Vergissen is menselijk. Toen de ethnograaf Sándor Solymossy op een van zijn reizen over het eindeloze Hongaarse platteland in 1930 in Szatmárcseke verzeild raakte en daar de eigenaardige, wel wat op een roeiboot lijkende grafmonumenten zag, dacht hij -begrijpelijk- direct aan de oude Ostjaakse en Wogoelse gewoonte om doden in een in tweeën gezaagde roeiboot te begraven. De conclusie lag voor de hand: met hun manier van begraven zetten de boeren van Szatmárcseke, zonder dat uiteraard zelf te weten, een oeroude gewoonte voort, die nog moest stammen uit de tijd dat de Hongaren met de Ostjaken en de Wogoelen één finugrisch volk hadden gevormd. Het enthousiasme over de vondst was groot, vooral omdat de geleerde zijn oer-Hongaarse vondst uitgerekend gedaan had op de begraafplaats waar Ferenc Kölcsey, de dichter van het Hongaarse volkslied, begraven lag.

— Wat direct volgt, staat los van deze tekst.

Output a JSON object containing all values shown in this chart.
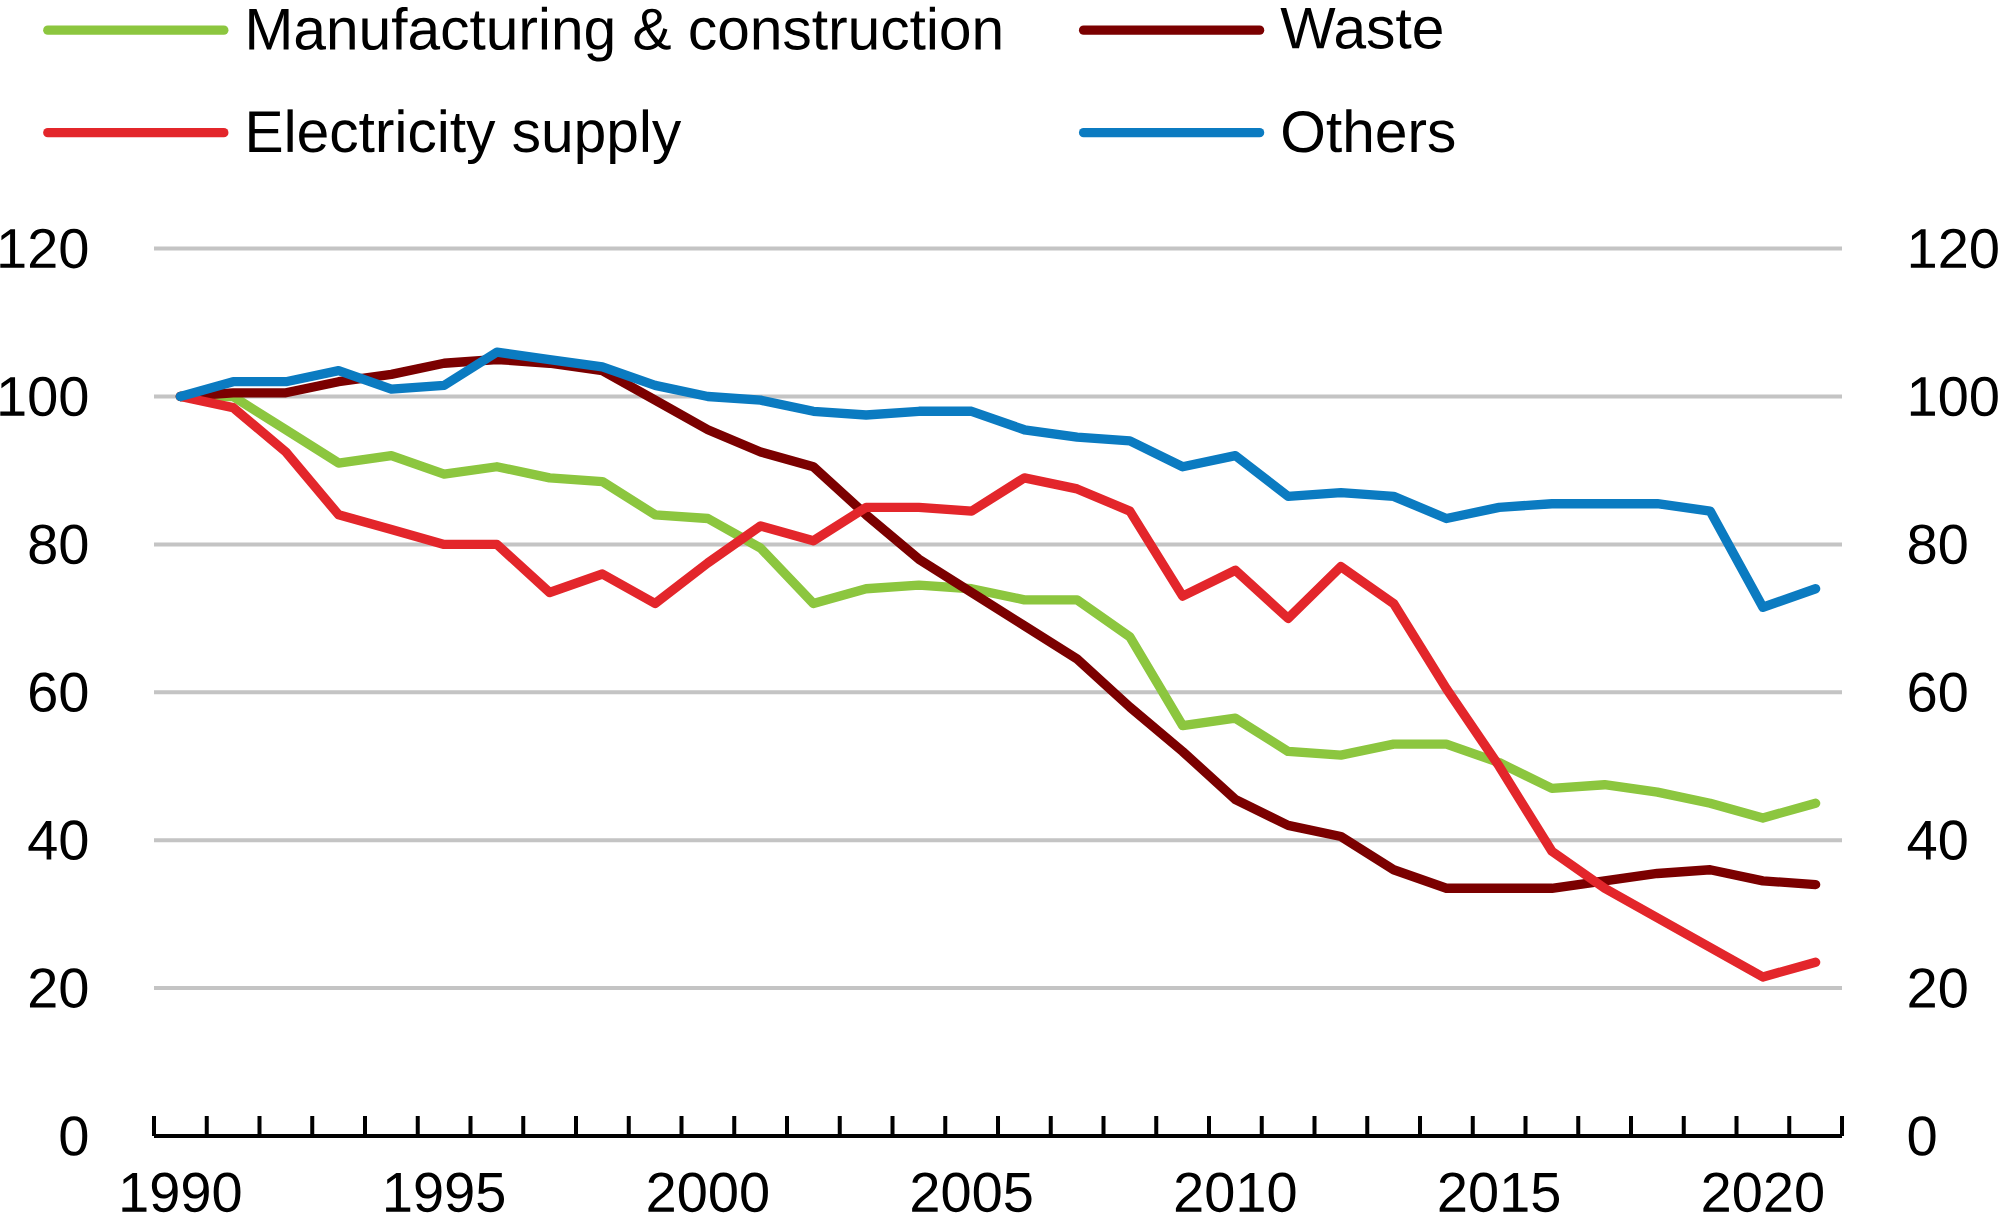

Toen anderen de begraafplaats 30 jaar later nogeens critisch bekeken, viel het mooie verhaal in duigen. De versiering van de grove grafpalen verwees onmiskenbaar naar de barok en er was geen enkele aanwijzing te vinden dat zulke folkloristische palen in Szatmárcseke ook voor die tijd in omloop waren geweest.
Nog zo’n vergissing. Sinds het eind van de vorige eeuw is het gebruikelijk om te veronderstellen dat de Hongaren in de tijd dat ze nog op de Zuidrussische steppe woonden, sjamanen in hun midden hadden, een soort tovenaars eigenlijk die een bijzonder vermogen bezaten om met de bovenmenselijke machten in contact te treden en bijvoorbeeld zieken te genezen. Wijze mannen en vrouwen die tot nog niet zo lang geleden overal op het platteland voorkwamen en die onder meer voor medische problemen werden geraadpleegd, zouden deze oeroude barbaarse traditie hebben voortgezet. Logisch! Dat wil zeggen, dat zou het zijn, als niet de bekendste sjamaan van Hongarije uitgerekend een jood geweest was: de in Nagykálló residerende wonderrabbi Eizik Taub, wiens graf trouwens nog steeds druk wordt bezocht.
Vergissingen als de bovenstaande komen voort uit de opvatting, dat er ergens onder het door de geschiedenis en de beschaving gecorrumpeerde deel van de bevolking een gewoon ‘volk’ bestaat, dat daarvan verschoond is gebleven, dat als het ware in een eeuwig heden leeft en daar zonder moeite zijn ziel čn allerlei folkloristische gewoonten in zuiverheid bewaart.
Deze gedachtengang dateert uit de romantiek en was sindsdien telkens populair in tijden dat de geschiedenis en de cultuur in een kwade reuk kwamen te staan.
Voor Hongaarse schrijvers en dichters had het gewone Hongaarse volk bijwijlen nog een bijzondere charme. Zij hoopten dat dit volk, onaangeraakt gebleven door de Europese beschaving nog iets had bewaard van zijn oosterse herkomst, die tot het begin van deze eeuw bij voorkeur in Azië, ‘aan de oevers van de Ganges’, werd gesitueerd. In de volkscultuur gingen zij op zoek naar overblijfselen van een oud, oosters en barbaars vitalisme, dat moest helpen om het Hongaarse culturele leven op een nieuwe leest te schoeien.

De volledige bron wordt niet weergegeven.